Though little effort has been made for circuit optimization, the MaPU has manifested impressive power efficiency. The power efficiency comes from two parts: one is the hardware effort. This incudes the cascading pipeline and MGP memory system. They provide the programmer with the opportunity to customize the data path of the algorithm. In software effort, we try to minimized the energy consumption based on the these hardware feature.
Combined with the hardware and software efforts, the MaPU processor formed a matched data path for different algorithms respectively. In this matched data path, most energy was consumed by computation. This diagram shows the average energy consumed by different operations. We can see that load/store consumes much more energy than that of the computation and register operations. Except the IMAC, which should be improved. So the memory access operation should be minimized.

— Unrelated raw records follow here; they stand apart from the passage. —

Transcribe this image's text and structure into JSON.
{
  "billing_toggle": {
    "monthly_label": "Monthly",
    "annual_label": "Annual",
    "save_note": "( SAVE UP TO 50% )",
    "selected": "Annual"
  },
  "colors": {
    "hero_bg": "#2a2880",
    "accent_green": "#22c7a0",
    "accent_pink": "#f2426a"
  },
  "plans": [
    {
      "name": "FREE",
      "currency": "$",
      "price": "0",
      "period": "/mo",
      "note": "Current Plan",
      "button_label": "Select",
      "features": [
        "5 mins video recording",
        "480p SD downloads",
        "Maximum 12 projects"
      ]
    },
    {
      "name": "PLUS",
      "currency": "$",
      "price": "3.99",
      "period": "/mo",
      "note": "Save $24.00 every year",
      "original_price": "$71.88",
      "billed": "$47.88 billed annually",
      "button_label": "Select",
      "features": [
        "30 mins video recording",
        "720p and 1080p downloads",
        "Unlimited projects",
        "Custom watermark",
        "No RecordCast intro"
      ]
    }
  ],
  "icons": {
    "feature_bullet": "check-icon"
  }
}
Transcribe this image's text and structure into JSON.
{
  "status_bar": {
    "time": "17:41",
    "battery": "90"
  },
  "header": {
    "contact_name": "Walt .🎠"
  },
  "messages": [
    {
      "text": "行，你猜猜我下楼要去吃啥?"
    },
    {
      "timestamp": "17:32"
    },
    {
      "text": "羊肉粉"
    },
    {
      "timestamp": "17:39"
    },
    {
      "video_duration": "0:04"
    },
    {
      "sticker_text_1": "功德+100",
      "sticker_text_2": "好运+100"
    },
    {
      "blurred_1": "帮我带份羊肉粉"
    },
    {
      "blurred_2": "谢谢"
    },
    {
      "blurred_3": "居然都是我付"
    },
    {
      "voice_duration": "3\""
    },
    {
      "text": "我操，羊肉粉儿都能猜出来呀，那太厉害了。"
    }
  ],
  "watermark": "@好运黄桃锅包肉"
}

This effort can be seem from this diagram. It shows the operation composition of different benchmarks. The purple one stands for register file access, the orange one stands for computation, and the yellow one stands for load/store operation. Thanks to the MGP memory system, we can see that memory operations are minimized in all micro benchmarks. In fact, the energy consumed by the memory is only 8%, 6%, 3%, 3%, 2%, 3%, 15% for different benchmark respectively. And energy consumed by control logic is only 0.24%.This includes microcode storage, fetching and dispatching.
We think our work has following contributions:
First we proposed and verified a highly customizable architecture with a real chip. The customization can be made in two aspects: For architecture designer, the FU sets of MaPU are highly customizable for different workloads. For the programmer, the data path is highly customizable for different workloads through microcode.
The second contribution is the proposed and verified memory system that supports row and column wise matrix access, with the same layout. It provides parallel access without conflict, and has potential usage in application with regular access patterns and can be integrated into other architectures.
We think following works can de done to improve MaPU.
First and the most important is the high level program model.
Though state machine based program model provides great performance, great efforts are needed in programming MaPU. It takes about 1 month to optimized a micro benchmark for those who are familiar with MaPU.
Second, we need circuit level optimization of the chip.
When we implemented the SoC, only the register file is customized, so the standy power is very high and this should be improved.
Third, As a proof of the concept chip, the SoC was designed for general computation. But MaPU itself is a highly customizable architecture, so it is very promising to customize FU sets for different workloads to get better performance, for example, FU sets for communication applications, FU set for machine learning etc.